As regards Toxocara infection, the pieces of evidence from the previous epidemiological studies were also conflicting. In agreement with our research, most of the studies (19-21) suggested that Toxocara infection contributed to the development of atopy and allergic disorders. Chan et al. (19) reported that Toxocara infection might increase the predisposition to atopy and allergic diseases, especially in children. Furthermore, toxocariasis was associated with higher levels of total serum IgE, allergen-specific IgE, eosinophil counts, atopic asthma, increased skin sensitivity to aeroallergens, and reduced lung functions in the Toxocara seropositive patients than in the seronegative group (19-21). On the other hand, not all studies supported the previous findings. Few studies were unable to show any positive association between Toxocara seropositivity and allergen skin test reactivity and atopic diseases (22, 23).

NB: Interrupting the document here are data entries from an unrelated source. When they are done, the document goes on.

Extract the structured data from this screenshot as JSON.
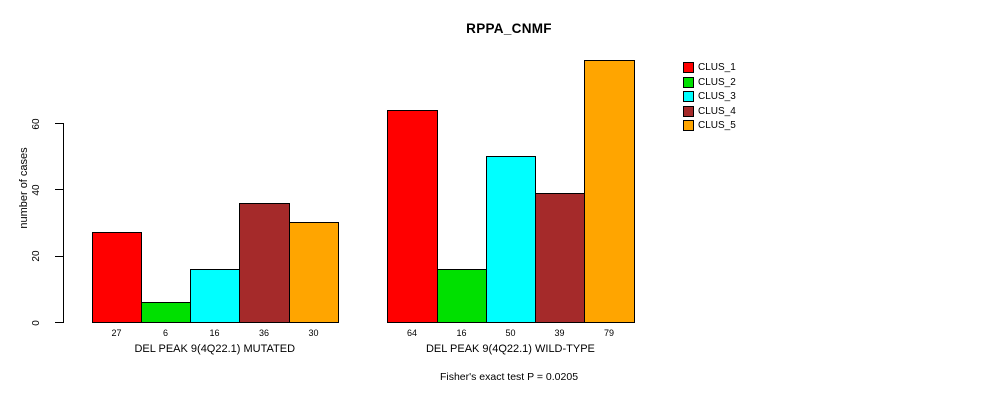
{
  "chart_data": {
    "type": "bar",
    "title": "RPPA_CNMF",
    "ylabel": "number of cases",
    "yticks": [
      0,
      20,
      40,
      60
    ],
    "ylim": [
      0,
      80
    ],
    "grid": false,
    "legend_position": "topright",
    "series": [
      "CLUS_1",
      "CLUS_2",
      "CLUS_3",
      "CLUS_4",
      "CLUS_5"
    ],
    "series_colors": [
      "#FF0000",
      "#00E000",
      "#00FFFF",
      "#A52A2A",
      "#FFA500"
    ],
    "groups": [
      {
        "label": "DEL PEAK 9(4Q22.1) MUTATED",
        "values": [
          27,
          6,
          16,
          36,
          30
        ]
      },
      {
        "label": "DEL PEAK 9(4Q22.1) WILD-TYPE",
        "values": [
          64,
          16,
          50,
          39,
          79
        ]
      }
    ],
    "annotation": "Fisher's exact test P = 0.0205",
    "axis_color": "#000000",
    "bar_border_color": "#000000",
    "background_color": "#FFFFFF"
  }
}
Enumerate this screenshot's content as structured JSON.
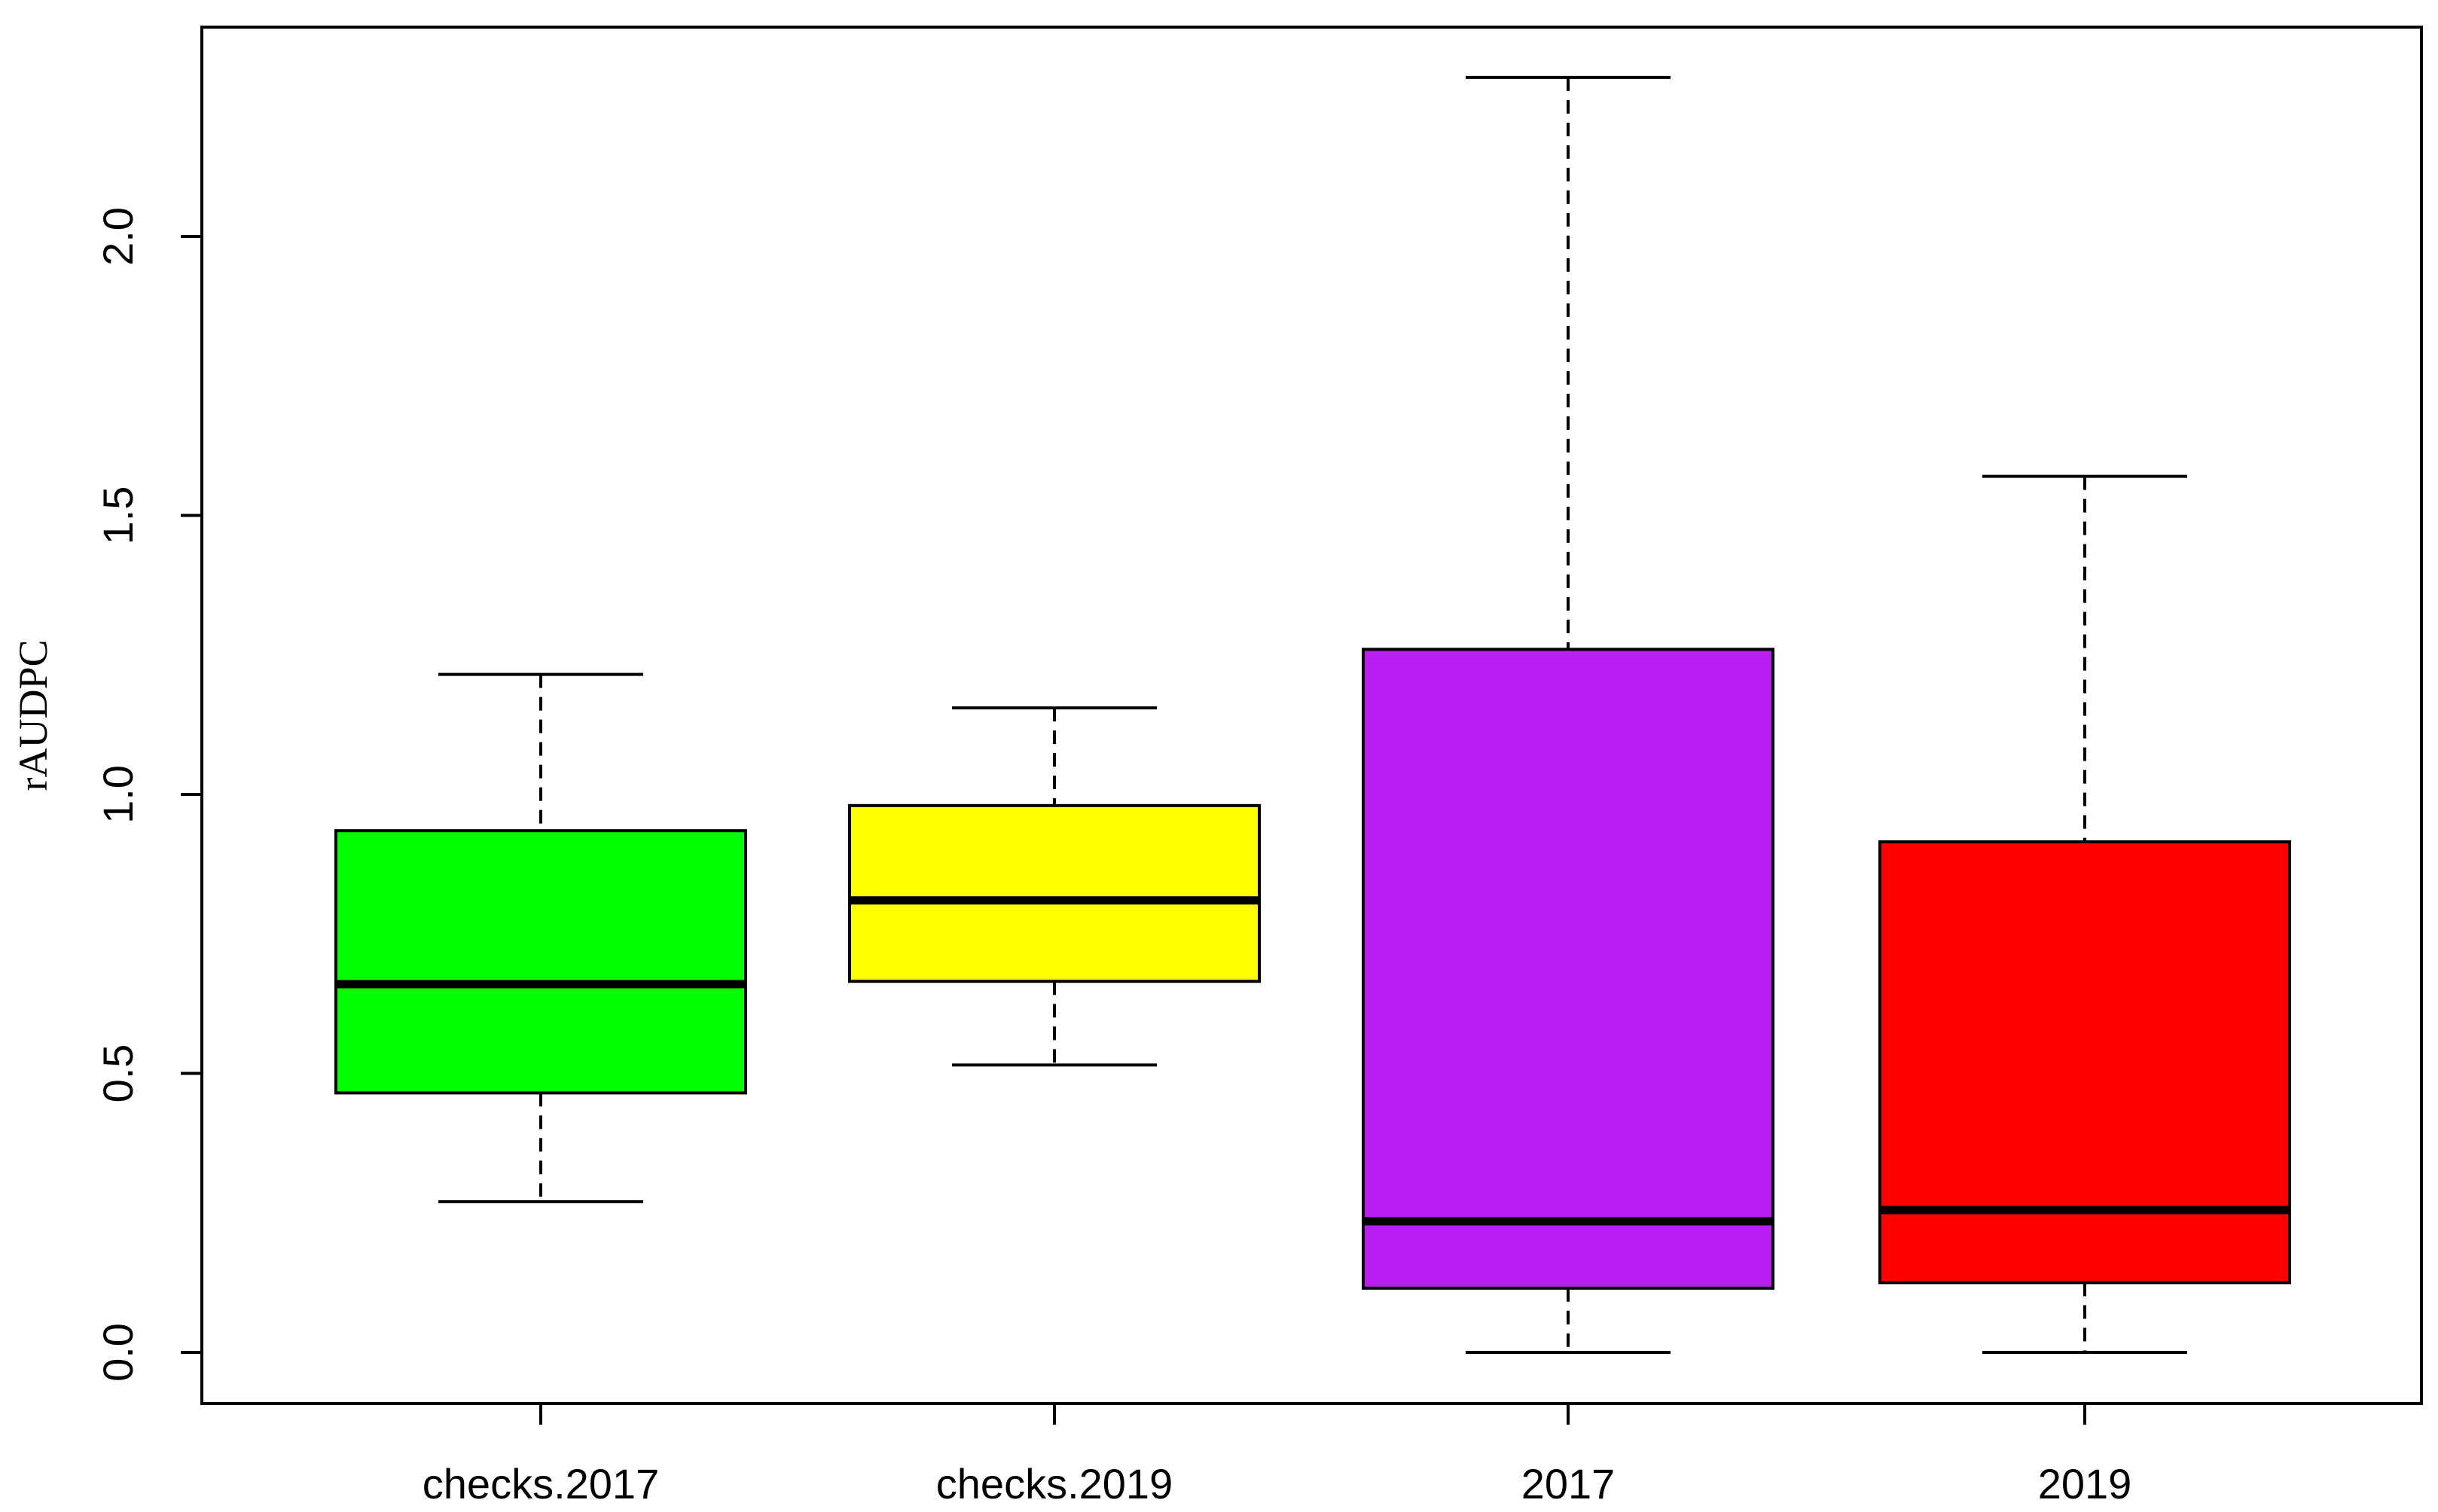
{
  "chart_data": {
    "type": "boxplot",
    "ylabel": "rAUDPC",
    "xlabel": "",
    "ylim": [
      -0.09,
      2.38
    ],
    "yticks": [
      0.0,
      0.5,
      1.0,
      1.5,
      2.0
    ],
    "ytick_labels": [
      "0.0",
      "0.5",
      "1.0",
      "1.5",
      "2.0"
    ],
    "grid": false,
    "categories": [
      "checks.2017",
      "checks.2019",
      "2017",
      "2019"
    ],
    "boxes": [
      {
        "label": "checks.2017",
        "color": "#00FF00",
        "whisker_low": 0.27,
        "q1": 0.465,
        "median": 0.66,
        "q3": 0.935,
        "whisker_high": 1.215
      },
      {
        "label": "checks.2019",
        "color": "#FFFF00",
        "whisker_low": 0.515,
        "q1": 0.665,
        "median": 0.81,
        "q3": 0.98,
        "whisker_high": 1.155
      },
      {
        "label": "2017",
        "color": "#BB1EF3",
        "whisker_low": 0.0,
        "q1": 0.115,
        "median": 0.235,
        "q3": 1.26,
        "whisker_high": 2.285
      },
      {
        "label": "2019",
        "color": "#FF0000",
        "whisker_low": 0.0,
        "q1": 0.125,
        "median": 0.255,
        "q3": 0.915,
        "whisker_high": 1.57
      }
    ]
  }
}
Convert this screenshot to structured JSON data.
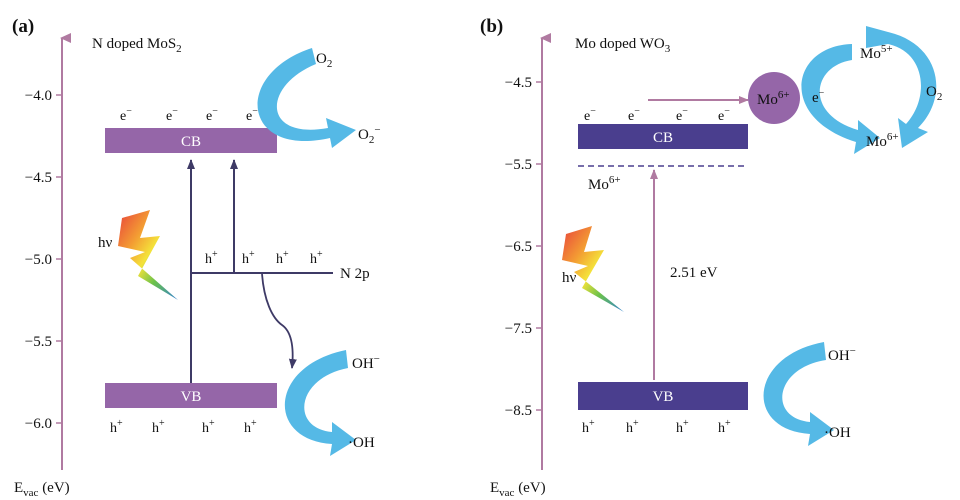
{
  "panel_a": {
    "label": "(a)",
    "title": {
      "main": "N doped MoS",
      "sub": "2"
    },
    "axis": {
      "ticks": [
        "−4.0",
        "−4.5",
        "−5.0",
        "−5.5",
        "−6.0"
      ],
      "ylabel": {
        "main": "E",
        "sub": "vac",
        "rest": " (eV)"
      }
    },
    "bands": {
      "cb": "CB",
      "vb": "VB",
      "level": "N 2p"
    },
    "carriers": {
      "e": "e",
      "h": "h"
    },
    "photon": "hν",
    "species": {
      "o2": {
        "main": "O",
        "sub": "2"
      },
      "superoxide": {
        "main": "O",
        "sub": "2",
        "sup": "−"
      },
      "hydroxide": {
        "main": "OH",
        "sup": "−"
      },
      "radical": "·OH"
    }
  },
  "panel_b": {
    "label": "(b)",
    "title": {
      "main": "Mo doped WO",
      "sub": "3"
    },
    "axis": {
      "ticks": [
        "−4.5",
        "−5.5",
        "−6.5",
        "−7.5",
        "−8.5"
      ],
      "ylabel": {
        "main": "E",
        "sub": "vac",
        "rest": " (eV)"
      }
    },
    "bands": {
      "cb": "CB",
      "vb": "VB"
    },
    "carriers": {
      "e": "e",
      "h": "h"
    },
    "photon": "hν",
    "gap": "2.51 eV",
    "dopant_level": {
      "main": "Mo",
      "sup": "6+"
    },
    "dopant_ion": {
      "main": "Mo",
      "sup": "6+"
    },
    "cycle": {
      "mo5": {
        "main": "Mo",
        "sup": "5+"
      },
      "mo6": {
        "main": "Mo",
        "sup": "6+"
      },
      "o2": {
        "main": "O",
        "sub": "2"
      }
    },
    "species": {
      "hydroxide": {
        "main": "OH",
        "sup": "−"
      },
      "radical": "·OH"
    }
  },
  "colors": {
    "axis": "#b07aa1",
    "band_a": "#9566a8",
    "band_b": "#4a3e8e",
    "arrow": "#55b9e6",
    "ion": "#9566a8"
  }
}
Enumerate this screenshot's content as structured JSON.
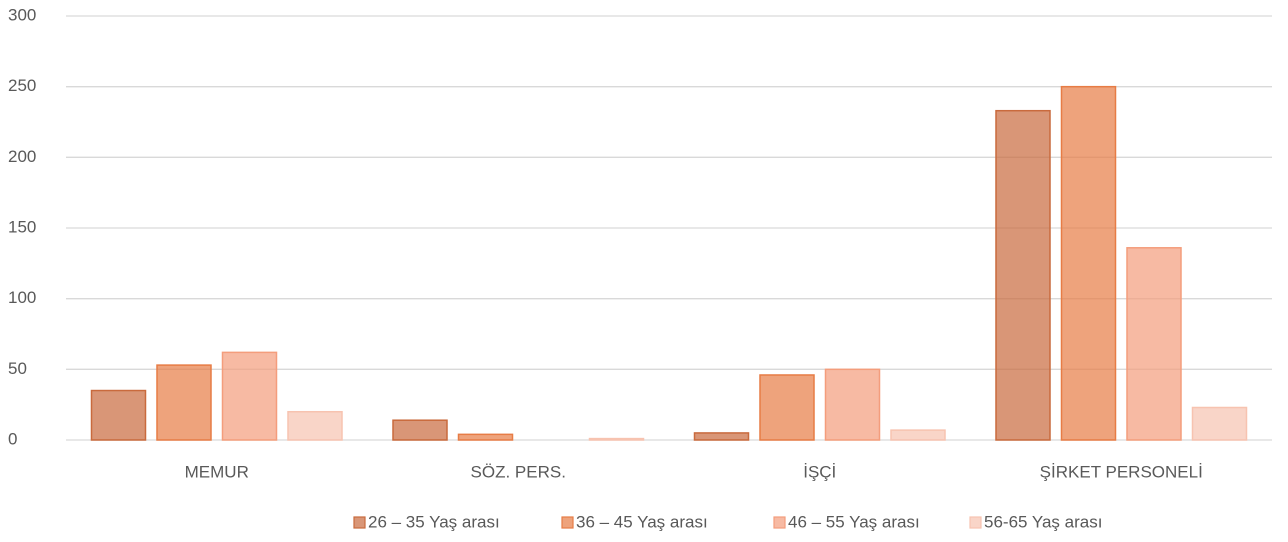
{
  "chart_data": {
    "type": "bar",
    "categories": [
      "MEMUR",
      "SÖZ. PERS.",
      "İŞÇİ",
      "ŞİRKET PERSONELİ"
    ],
    "series": [
      {
        "name": "26 – 35 Yaş arası",
        "color": "#c96a3d",
        "values": [
          35,
          14,
          5,
          233
        ]
      },
      {
        "name": "36 – 45 Yaş arası",
        "color": "#e77c45",
        "values": [
          53,
          4,
          46,
          250
        ]
      },
      {
        "name": "46 – 55 Yaş arası",
        "color": "#f49d7c",
        "values": [
          62,
          0,
          50,
          136
        ]
      },
      {
        "name": "56-65 Yaş arası",
        "color": "#f7c3b0",
        "values": [
          20,
          1,
          7,
          23
        ]
      }
    ],
    "ylim": [
      0,
      300
    ],
    "yticks": [
      0,
      50,
      100,
      150,
      200,
      250,
      300
    ],
    "grid": true,
    "legend": "bottom"
  }
}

Few studies investigated the association between giardiasis infection and allergic diseases. In line with our study, Di Prisco et al. (24) reported that 70% of the patients infected with G. lamblia presented with allergies, such as allergic rhinitis, asthma, atopic dermatitis, angioedema, acute urticaria, and chronic urticaria, compared to only 43% of non-parasitized patients. The authors attributed the increase of these allergic diseases to changes in intestinal mucosal cells of the infected host, which may favor the absorption of non-adequately metabolized protein antigens with the following development of allergic disorders (24). Also, other studies found that patients infected with G. lamblia had high titers of total and specific IgE, as well as cutaneous hyperreactivity for environmental antigens (25, 26). On the other hand, studies found no association between G. lamblia infection and the respiratory tract allergies (27).
5.1. Conclusions
Our study revealed that infections with Ascaris, Toxocara, and Giardia were more common among AR children compared to healthy children and they were significantly associated with the disease severity so the infection with these parasites may be a risk factor for allergic rhinitis among Upper Egyptian children.
5.2. Limitations to the Present Study
There were some limitations to our study. Firstly, it was a case-control study; so, our data did not deliver direct information as to whether parasitic infections are a cause of the development of AR. In addition, we could not do skin prick tests, which helps in the diagnosis of AR.